Abstract

The barley powdery mildew fungus, Blumeria hordei (Bh), secretes hundreds of candidate secreted effector proteins (CSEPs) to facilitate pathogen infection and colonization. One of these, CSEP0008, is directly recognized by the barley nucleotide-binding leucine-rich-repeat (NLR) receptor, MLA1, and therefore designated AVRA1. Here we show that AVRA1 and the sequence-unrelated Bh effector BEC1016 (CSEP0491) suppress immunity in barley. We used yeast two-hybrid next-generation interaction screens (Y2H-NGIS), followed by binary Y2H and in planta protein-protein interactions studies, and identified a common barley target of AVRA1 and BEC1016, the endoplasmic reticulum (ER)-localized J-domain protein, HvERdj3B. Silencing of this ER quality control (ERQC) protein increased the Bh penetration.

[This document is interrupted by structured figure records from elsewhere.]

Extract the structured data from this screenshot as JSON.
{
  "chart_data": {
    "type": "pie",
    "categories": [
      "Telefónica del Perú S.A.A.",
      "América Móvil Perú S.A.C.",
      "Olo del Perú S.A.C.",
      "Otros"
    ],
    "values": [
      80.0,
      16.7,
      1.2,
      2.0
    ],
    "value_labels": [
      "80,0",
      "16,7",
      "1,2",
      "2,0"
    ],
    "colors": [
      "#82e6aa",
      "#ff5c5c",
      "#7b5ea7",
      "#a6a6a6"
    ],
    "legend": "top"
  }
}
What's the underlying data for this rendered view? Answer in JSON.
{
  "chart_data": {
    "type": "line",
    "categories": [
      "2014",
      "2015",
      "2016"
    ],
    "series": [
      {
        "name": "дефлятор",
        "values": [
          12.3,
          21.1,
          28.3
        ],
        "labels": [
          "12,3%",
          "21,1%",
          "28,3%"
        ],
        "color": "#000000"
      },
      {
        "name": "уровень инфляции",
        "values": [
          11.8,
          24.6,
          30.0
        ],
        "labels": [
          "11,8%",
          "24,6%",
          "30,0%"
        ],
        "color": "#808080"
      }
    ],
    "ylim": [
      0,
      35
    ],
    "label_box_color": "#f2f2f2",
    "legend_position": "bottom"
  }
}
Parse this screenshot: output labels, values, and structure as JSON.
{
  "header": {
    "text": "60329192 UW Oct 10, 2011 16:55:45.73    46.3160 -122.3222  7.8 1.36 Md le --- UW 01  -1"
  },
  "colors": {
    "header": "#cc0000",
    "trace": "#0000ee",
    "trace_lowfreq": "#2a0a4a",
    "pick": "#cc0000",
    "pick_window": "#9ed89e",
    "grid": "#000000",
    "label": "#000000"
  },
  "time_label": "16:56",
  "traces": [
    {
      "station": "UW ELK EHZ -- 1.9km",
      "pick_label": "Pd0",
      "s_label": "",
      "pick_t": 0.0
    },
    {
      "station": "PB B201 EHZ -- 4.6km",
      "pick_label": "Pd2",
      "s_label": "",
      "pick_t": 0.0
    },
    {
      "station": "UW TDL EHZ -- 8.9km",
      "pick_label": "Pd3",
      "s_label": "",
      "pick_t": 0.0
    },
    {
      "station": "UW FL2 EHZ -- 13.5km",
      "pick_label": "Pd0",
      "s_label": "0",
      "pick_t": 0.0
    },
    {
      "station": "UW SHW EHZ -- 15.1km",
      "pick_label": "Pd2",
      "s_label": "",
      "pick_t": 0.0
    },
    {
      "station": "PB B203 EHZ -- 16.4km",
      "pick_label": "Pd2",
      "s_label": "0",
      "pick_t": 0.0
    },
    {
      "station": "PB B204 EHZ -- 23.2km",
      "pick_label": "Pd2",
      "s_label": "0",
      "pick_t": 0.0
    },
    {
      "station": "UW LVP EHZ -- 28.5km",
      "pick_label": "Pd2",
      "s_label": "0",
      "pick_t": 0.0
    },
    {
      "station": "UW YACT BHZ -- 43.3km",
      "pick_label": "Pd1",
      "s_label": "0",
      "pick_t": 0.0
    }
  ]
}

HvERdj3B is ER luminal, and we showed using split GFP that AVRA1 and BEC1016 translocate into the ER - signal peptide-independently. Silencing of HvERdj3B and expression the two effectors hampered trafficking of a vacuolar marker through the ER as a shared cellular phenotype, agreeing with the effectors targeting this ERQC component. Together, these results suggest that the barley innate immunity, preventing Bh entry into epidermal cells, is dependent on ERQC, which in turn requires the J-domain protein, HvERdj3B, regulated by AVRA1 and BEC1016. Plant disease resistance often occurs upon direct or indirect recognition of pathogen effectors by host NLR receptors. Previous work has shown that AVRA1 is directly recognized in the cytosol by the immune receptor, MLA1. We speculate that the AVRA1 J-domain target being inside the ER, where it is inapproachable by NLRs, has forced the plant to evolve this challenging direct recognition. SIGNIFICANCEThe complex plant immune system is highly dependent on fundamental cellular machineries, such as the endomembrane system and the ER quality control (ERQC), essential for delivery of immunity-associated membrane-bound and endomembrane soluble proteins to their destinations. We now find that pathogen effectors can interact with an ERQC component and suppress immunity, thereby adding to the molecular insight in plant-pathogen interactions.